Teotihuacan – Gateway To The Ancients

On our arrival in Mexico in early 2019, we landed in Mexico City after nightfall. After a slightly hair-raising drive out of the city in the dark, having to compete with unknown roads, a very different driving style, and wild dogs randomly appearing on the roads as we drove about thirty miles northeast, we found ourselves in a hotel a few hundred yards from the ruins of Teotihuacan – although in the dark we didn’t see them that night.

The following morning we set off for the site, and having paid our entrance fee we made two very good choices – an early arrival, and entering to park behind the Pyramid of the Sun rather than around at the main entrance to the site. This meant initially avoiding all of the stalls selling souvenirs, and meant that the famous Pyramid of the Sun was the first sight we saw on arrival, and also the first building we arrived at, allowing us to climb it before it got too busy later in the day.

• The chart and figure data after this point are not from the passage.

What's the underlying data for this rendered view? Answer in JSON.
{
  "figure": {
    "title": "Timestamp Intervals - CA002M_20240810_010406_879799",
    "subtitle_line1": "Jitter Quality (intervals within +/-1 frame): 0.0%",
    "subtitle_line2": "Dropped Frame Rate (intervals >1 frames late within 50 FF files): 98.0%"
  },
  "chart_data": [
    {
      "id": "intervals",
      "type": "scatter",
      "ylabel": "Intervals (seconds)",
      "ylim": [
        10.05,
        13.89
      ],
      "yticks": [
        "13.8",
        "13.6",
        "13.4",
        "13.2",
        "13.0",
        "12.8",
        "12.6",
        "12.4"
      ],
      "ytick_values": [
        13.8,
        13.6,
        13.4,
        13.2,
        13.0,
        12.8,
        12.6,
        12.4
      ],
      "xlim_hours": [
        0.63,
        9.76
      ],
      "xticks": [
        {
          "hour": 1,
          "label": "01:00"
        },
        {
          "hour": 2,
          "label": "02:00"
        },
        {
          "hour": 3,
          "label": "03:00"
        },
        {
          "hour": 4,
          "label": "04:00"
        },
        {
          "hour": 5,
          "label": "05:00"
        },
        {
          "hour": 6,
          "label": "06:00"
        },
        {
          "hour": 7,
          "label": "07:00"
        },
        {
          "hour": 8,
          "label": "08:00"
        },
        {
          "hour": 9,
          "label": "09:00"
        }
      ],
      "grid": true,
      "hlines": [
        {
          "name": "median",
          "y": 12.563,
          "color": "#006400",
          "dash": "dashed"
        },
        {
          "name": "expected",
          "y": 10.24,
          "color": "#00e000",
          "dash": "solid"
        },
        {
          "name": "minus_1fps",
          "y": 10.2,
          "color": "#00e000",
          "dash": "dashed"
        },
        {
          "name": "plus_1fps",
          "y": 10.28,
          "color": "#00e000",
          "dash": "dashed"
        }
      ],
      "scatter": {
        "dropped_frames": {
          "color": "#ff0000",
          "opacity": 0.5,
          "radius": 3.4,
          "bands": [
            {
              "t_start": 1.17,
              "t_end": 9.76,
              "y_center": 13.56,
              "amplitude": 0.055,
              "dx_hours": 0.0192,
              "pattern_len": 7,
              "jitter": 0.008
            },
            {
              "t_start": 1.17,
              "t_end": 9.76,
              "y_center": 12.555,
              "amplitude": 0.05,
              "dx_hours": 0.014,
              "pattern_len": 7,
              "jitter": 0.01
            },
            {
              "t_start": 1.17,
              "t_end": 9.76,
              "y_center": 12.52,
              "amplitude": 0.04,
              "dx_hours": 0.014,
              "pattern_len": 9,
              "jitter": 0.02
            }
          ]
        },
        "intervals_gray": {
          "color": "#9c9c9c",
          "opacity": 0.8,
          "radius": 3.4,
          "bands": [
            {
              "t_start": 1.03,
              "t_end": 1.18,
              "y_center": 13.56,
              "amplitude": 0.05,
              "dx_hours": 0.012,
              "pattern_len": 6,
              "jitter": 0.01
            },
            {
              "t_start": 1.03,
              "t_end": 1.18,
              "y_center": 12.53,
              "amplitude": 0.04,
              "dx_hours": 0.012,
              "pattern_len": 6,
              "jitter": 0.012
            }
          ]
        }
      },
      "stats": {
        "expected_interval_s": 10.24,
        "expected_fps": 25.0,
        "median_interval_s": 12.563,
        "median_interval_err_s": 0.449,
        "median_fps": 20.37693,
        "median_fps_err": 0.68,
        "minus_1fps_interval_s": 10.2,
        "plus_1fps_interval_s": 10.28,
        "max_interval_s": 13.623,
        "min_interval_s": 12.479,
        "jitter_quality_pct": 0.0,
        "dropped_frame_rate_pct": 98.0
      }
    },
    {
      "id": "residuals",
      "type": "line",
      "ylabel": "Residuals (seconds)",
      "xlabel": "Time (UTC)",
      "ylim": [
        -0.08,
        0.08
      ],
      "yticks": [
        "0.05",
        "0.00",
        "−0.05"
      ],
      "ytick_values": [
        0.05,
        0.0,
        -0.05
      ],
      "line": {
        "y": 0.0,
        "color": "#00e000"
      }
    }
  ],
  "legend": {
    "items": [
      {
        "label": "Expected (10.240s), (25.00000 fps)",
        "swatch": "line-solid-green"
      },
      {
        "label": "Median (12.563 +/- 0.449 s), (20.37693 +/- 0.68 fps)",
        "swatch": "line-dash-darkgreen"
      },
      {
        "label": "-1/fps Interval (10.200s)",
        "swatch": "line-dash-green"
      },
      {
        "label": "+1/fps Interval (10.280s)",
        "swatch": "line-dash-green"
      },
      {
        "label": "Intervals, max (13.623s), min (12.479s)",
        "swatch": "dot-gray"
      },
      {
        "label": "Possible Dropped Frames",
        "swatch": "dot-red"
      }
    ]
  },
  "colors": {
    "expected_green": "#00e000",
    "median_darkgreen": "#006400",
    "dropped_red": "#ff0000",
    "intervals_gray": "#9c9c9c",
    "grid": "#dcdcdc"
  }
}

The Pyramid of the Sun was built around 200CE, a couple of centuries before Teotihuacan reached its peak, and several centuries before the whole city was abandoned between about 600CE and 750CE. Why, exactly, the city was abandoned is still a matter for debate – as many public buildings were burned around the year 600, some claim it was an uprising against the rulers from within the city, while others theorise that an outside invasion began the downfall. Either way, people seem to have slowly drifted away from the city to leave it empty by 750.

As you climb up the Pyramid of the Sun, you feel the effort that must have gone into building that single temple, let along the entire city. The structure itself stands at two hundred and sixteen feet, roughly half the height of the Great Pyramid at Giza, but you are starting your climb at an altitude of a little over seven thousand feet. Having landed only the night before, and having travelled from just above sea level in our home on the Isle of Wight, we found our hearts racing by the time we reached the top – something to bear in mind if you make a visit to the site.

After the Pyramid of the Sun, we climbed its sister temple, the Pyramid of the Moon. For me, this was a better view than from the top of the taller pyramid. The Pyramid of the Moon is a little over half the height of the Pyramid of the Sun, but stands at the end of the Street of the Dead, and so from the top you look down across the whole site in a single view. It was here that I found myself musing not about the end, but rather about the origins of the city.

When the Aztecs first rediscovered the city in the fifteenth century they named it Teotihuacan, meaning ‘the place where the gods were born’. Looking out across the site it is easy to understand why the Aztecs would have thought that. Trying to imagine the people of 300BCE starting a city here, and all of these structures being built by people by the fifth century really took some effort. Especially as we know so little about the people that built it, including who they were.

 

It was once thought that the Toltec people had built the city, but as they only came to prominence in around 900CE, nearly two hundred years after Teotihuacan’s decline, this theory is now generally considered to be incorrect. Other people look to the Totonac tribe, or even unnamed people who had fled to the area after a natural disaster and built the city up from humble beginnings.

 

Whoever built it, and for whatever reason it was abandoned, the site today stands as one of the best historical sites of its type that I have ever visited, and I would strongly advise that if you are heading to Mexico at any point in the future, this is definitely a site that you should be planning to visit!

Happy adventuring, and please, take unbelievably good care of yourselves, and of each other!